You will need to create the scripts for TRIGGERcmd to execute (see step 11 above for more info and ideas):

  1. Create a scripts directory if you haven't already by typing: mkdir /scripts
  2. Create a new text file called vpn.sh for your script by typing: nano /scripts/vpn.sh
  3. Add the following code to it (change YOURVPN_Name to whatever you named your WireGuard VPN Interface in step 6)
    #/bin/ash
    case "$1" in
      "on")
        ifup YOURVPN_Name
        ;;
      "off")
        ifdown YOURVPN_Name
        ;;
      *)
        echo "Run this with on or off as the parameter."
        exit 1
        ;;
    esac
    
  4. Hit CTRL+X, then Y, then Enter to Save.
  5. Make the file executable by typing: chmod +x /scripts/vpn.sh
  6. Add /scripts to your PATH variable so the script can be run from anywhere: export PATH=$PATH:/scripts

Add your new script to your /root/.TRIGGERcmdData/commands.json file.

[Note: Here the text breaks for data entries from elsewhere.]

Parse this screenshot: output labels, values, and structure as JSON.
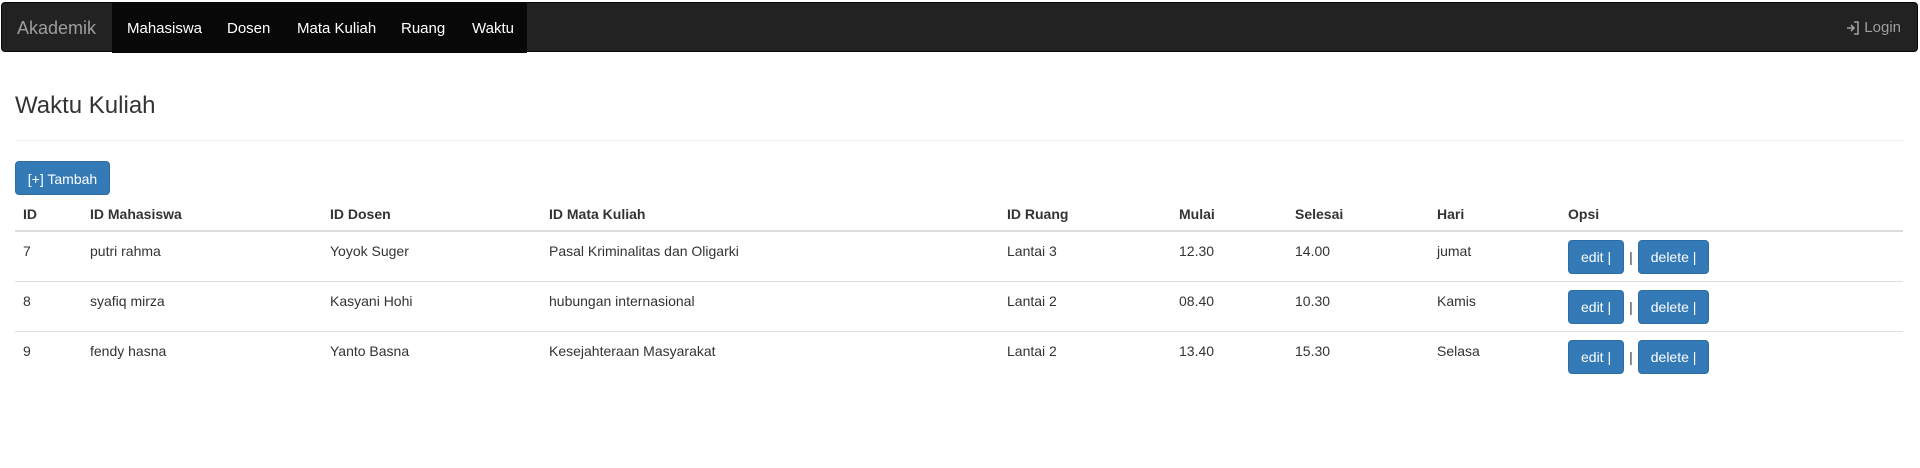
{
  "navbar": {
    "brand": "Akademik",
    "items": [
      "Mahasiswa",
      "Dosen",
      "Mata Kuliah",
      "Ruang",
      "Waktu"
    ],
    "login_label": "Login",
    "login_icon": "login-icon",
    "colors": {
      "bar": "#222222",
      "active_block": "#080808",
      "muted_text": "#9d9d9d"
    }
  },
  "page": {
    "title": "Waktu Kuliah",
    "add_button_label": "[+] Tambah",
    "primary_color": "#337ab7"
  },
  "table": {
    "columns": [
      "ID",
      "ID Mahasiswa",
      "ID Dosen",
      "ID Mata Kuliah",
      "ID Ruang",
      "Mulai",
      "Selesai",
      "Hari",
      "Opsi"
    ],
    "rows": [
      {
        "id": "7",
        "mahasiswa": "putri rahma",
        "dosen": "Yoyok Suger",
        "mata_kuliah": "Pasal Kriminalitas dan Oligarki",
        "ruang": "Lantai 3",
        "mulai": "12.30",
        "selesai": "14.00",
        "hari": "jumat"
      },
      {
        "id": "8",
        "mahasiswa": "syafiq mirza",
        "dosen": "Kasyani Hohi",
        "mata_kuliah": "hubungan internasional",
        "ruang": "Lantai 2",
        "mulai": "08.40",
        "selesai": "10.30",
        "hari": "Kamis"
      },
      {
        "id": "9",
        "mahasiswa": "fendy hasna",
        "dosen": "Yanto Basna",
        "mata_kuliah": "Kesejahteraan Masyarakat",
        "ruang": "Lantai 2",
        "mulai": "13.40",
        "selesai": "15.30",
        "hari": "Selasa"
      }
    ],
    "edit_label": "edit |",
    "separator": "|",
    "delete_label": "delete |"
  }
}
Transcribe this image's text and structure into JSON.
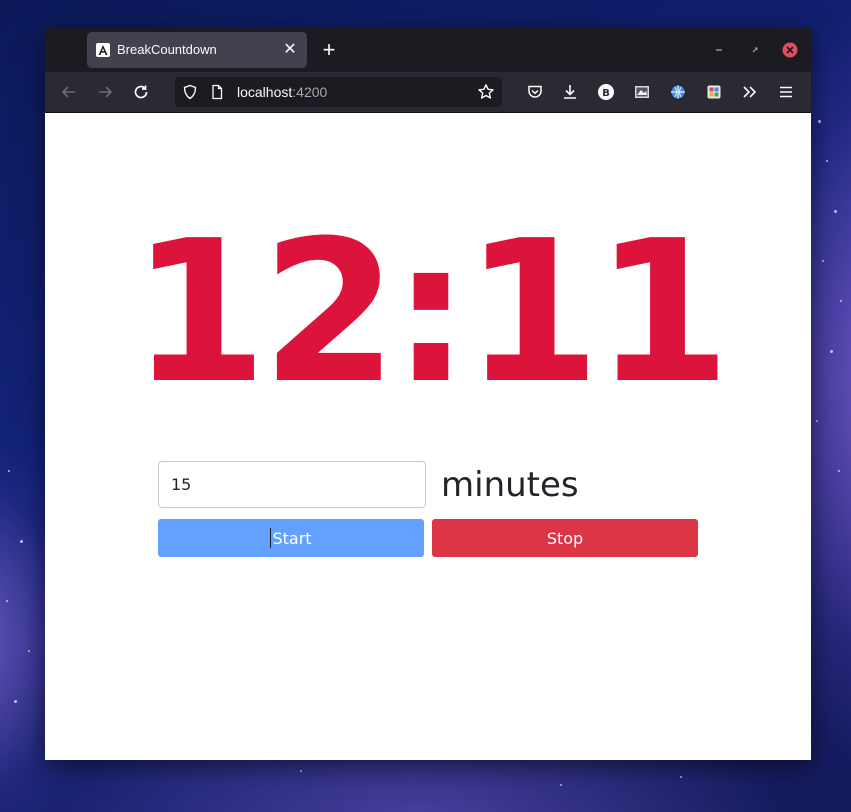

  1. nano /root/.TRIGGERcmdData/commands.json
  2. Add:
{
  "trigger":"VPN","command":"/scripts/vpn.sh","ground":"background","voice":"v p n","allowParams":"true"
}

Use Safer Browsers and Search Engines (optional)

DuckDuckGo.png

Most popular search engines and browsers track and log your every move so as to be able to sell your data to advertisers among other things. Switch to a web browser and search engine that do not log, track, or sell your data.

DuckDuckGo.com is one such Search Engine and they also have a web browser.